Flooded wrapped bales are apt to spoil; even if your bales look fine right after the flood, check a few in about a month to look for changes. Check hay storage often for pungent odors, hot damp areas on the stack, emission of water vapors and other signs of heating. Hay bales that are at 30 to 40 percent moisture content pose the greatest risk of fire.

To check a stack's temperature for fire risk, drive a sharp pointed pipe into the hay, lower a thermometer inside the pipe and leave it there for about 20 minutes. At 150 degrees F, the hay is approaching the danger zone. At 170 degrees F, hot spots or fire pockets are possible and a local fire department should be notified.
Checking Grain Bins
If part of a grain bin has been flooded, remove the dry grain. Unloading from the center sump may not be possible because wet grain likely will not flow. One option is unloading the grain from the top using a pneumatic conveyor or any other means. Get the wet grain to a dryer quickly, if possible. This is the surest way to save wet grain.

If the grain depth is less than six feet, use a natural-air bin drying system with a perforated floor and a high-capacity drying fan. Verify that the air is coming through the grain. Supplemental heat can be used to speed drying, but do not raise the air temperature more than 10 or 15 degrees F. If a dryer is not available, spread the grain in as dry a place as possible. Don't pile it any higher than six inches. Stir it daily to prevent overheating and to speed drying. Watch for and remove molded grains.
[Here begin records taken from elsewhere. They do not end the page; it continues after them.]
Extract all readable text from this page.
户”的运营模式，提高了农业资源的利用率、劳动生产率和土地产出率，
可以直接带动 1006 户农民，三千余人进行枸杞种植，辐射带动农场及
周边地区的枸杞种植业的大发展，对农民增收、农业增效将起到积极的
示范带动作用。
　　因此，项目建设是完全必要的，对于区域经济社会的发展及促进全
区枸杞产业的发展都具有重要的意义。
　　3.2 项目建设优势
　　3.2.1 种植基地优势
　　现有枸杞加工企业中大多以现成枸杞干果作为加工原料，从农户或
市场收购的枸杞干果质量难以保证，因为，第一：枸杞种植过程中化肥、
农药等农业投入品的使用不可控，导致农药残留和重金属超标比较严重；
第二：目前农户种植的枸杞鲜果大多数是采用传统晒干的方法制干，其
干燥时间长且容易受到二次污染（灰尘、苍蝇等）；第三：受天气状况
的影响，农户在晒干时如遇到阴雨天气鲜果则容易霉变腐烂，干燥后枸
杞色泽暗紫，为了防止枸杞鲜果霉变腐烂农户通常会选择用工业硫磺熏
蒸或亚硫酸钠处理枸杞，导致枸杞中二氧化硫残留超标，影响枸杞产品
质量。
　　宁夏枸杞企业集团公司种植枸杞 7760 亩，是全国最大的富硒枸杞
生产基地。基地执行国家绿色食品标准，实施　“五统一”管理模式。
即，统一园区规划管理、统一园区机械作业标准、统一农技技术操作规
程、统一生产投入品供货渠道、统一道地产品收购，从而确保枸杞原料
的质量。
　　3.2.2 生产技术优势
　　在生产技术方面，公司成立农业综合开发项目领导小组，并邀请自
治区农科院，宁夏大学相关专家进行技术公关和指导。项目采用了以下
Wet or damp grain can be fed to livestock but needs to be fed soon or it will deteriorate quickly. Grain that has been submerged in flood waters is often considered adulterated and is not to be fed or sold.

Loss of livestock
The Livestock Indemnity Program provides benefits to livestock producers for livestock deaths in excess of normal mortality caused by adverse weather. These payments are equal to 75% of the average fair market value of the livestock. Losses should be reported to your insurance agent as quickly as possible after they are found.